Background: The Ethiopian highlands are a biodiversity hotspot, split by the Great Rift Valley into two distinct systems of plateaus and mountains. The Rift Valley is currently hot and dry and acts as a barrier to gene flow for highland-adapted species. It is however unlikely that the conditions in the Rift were inhospitable to highland species during the entire Pleistocene. To assess the significance of the Ethiopian Rift as a biogeographic barrier as well as the impact Pleistocene climatic changes have had on the evolution of Ethiopian organisms, we performed phylogeographic analyses and developed present and past niche models on seven anuran species with different elevational and ecological preferences.

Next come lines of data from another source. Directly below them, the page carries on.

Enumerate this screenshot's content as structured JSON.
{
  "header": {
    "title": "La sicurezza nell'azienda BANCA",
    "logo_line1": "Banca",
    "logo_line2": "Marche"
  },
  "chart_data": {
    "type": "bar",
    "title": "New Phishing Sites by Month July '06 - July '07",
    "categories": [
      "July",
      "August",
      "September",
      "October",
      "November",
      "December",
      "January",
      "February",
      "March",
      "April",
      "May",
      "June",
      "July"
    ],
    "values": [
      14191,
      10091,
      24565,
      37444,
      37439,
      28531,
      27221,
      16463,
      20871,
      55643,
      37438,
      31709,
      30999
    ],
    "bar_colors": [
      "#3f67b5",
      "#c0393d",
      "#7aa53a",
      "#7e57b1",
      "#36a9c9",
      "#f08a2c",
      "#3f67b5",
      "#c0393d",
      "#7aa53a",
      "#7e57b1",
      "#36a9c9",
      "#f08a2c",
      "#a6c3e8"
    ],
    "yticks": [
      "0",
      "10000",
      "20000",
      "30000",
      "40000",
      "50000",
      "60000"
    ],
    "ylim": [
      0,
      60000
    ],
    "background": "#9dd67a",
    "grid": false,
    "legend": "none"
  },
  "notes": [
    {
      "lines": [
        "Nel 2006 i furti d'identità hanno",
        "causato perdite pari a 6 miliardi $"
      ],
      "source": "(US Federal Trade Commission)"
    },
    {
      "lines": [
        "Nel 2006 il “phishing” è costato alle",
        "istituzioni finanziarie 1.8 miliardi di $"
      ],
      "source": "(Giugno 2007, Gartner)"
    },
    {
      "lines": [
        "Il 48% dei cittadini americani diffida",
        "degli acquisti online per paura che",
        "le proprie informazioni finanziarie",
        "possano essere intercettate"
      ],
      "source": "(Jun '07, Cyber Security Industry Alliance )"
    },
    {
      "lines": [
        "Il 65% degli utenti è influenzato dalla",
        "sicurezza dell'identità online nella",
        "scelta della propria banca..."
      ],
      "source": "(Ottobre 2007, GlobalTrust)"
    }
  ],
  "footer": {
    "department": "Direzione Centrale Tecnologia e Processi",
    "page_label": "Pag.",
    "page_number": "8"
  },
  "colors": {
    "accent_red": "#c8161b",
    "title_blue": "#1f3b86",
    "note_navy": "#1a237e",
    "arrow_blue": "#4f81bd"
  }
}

Results: We found that highland species on the east and the west sides of the Rift are genetically differentiated and have not experienced any detectable gene flow for at least 0.4 my. In contrast, species found at elevations lower than 2500 m do not show any population structure. We also determined that highland species have lower effective population sizes than lowland species, which have experienced a large, yet gradual, demographic expansion, starting approximately half a million year ago.
Conclusions: The pattern we report here is consistent with the increasingly warmer and drier conditions of the Pleistocene in East Africa, which resulted in the expansion of savanna, the fragmentation of forests and the shrinking of highland habitats. Climatic niche models indicated that the Rift is currently non suitable for most of the studied species, but it could have been a more permeable barrier during the Last Glacial Maximum. However, considering the strong genetic structure of highland species, we hypothesize that the barrier mechanisms at the Rift are not only climatic but also topographical.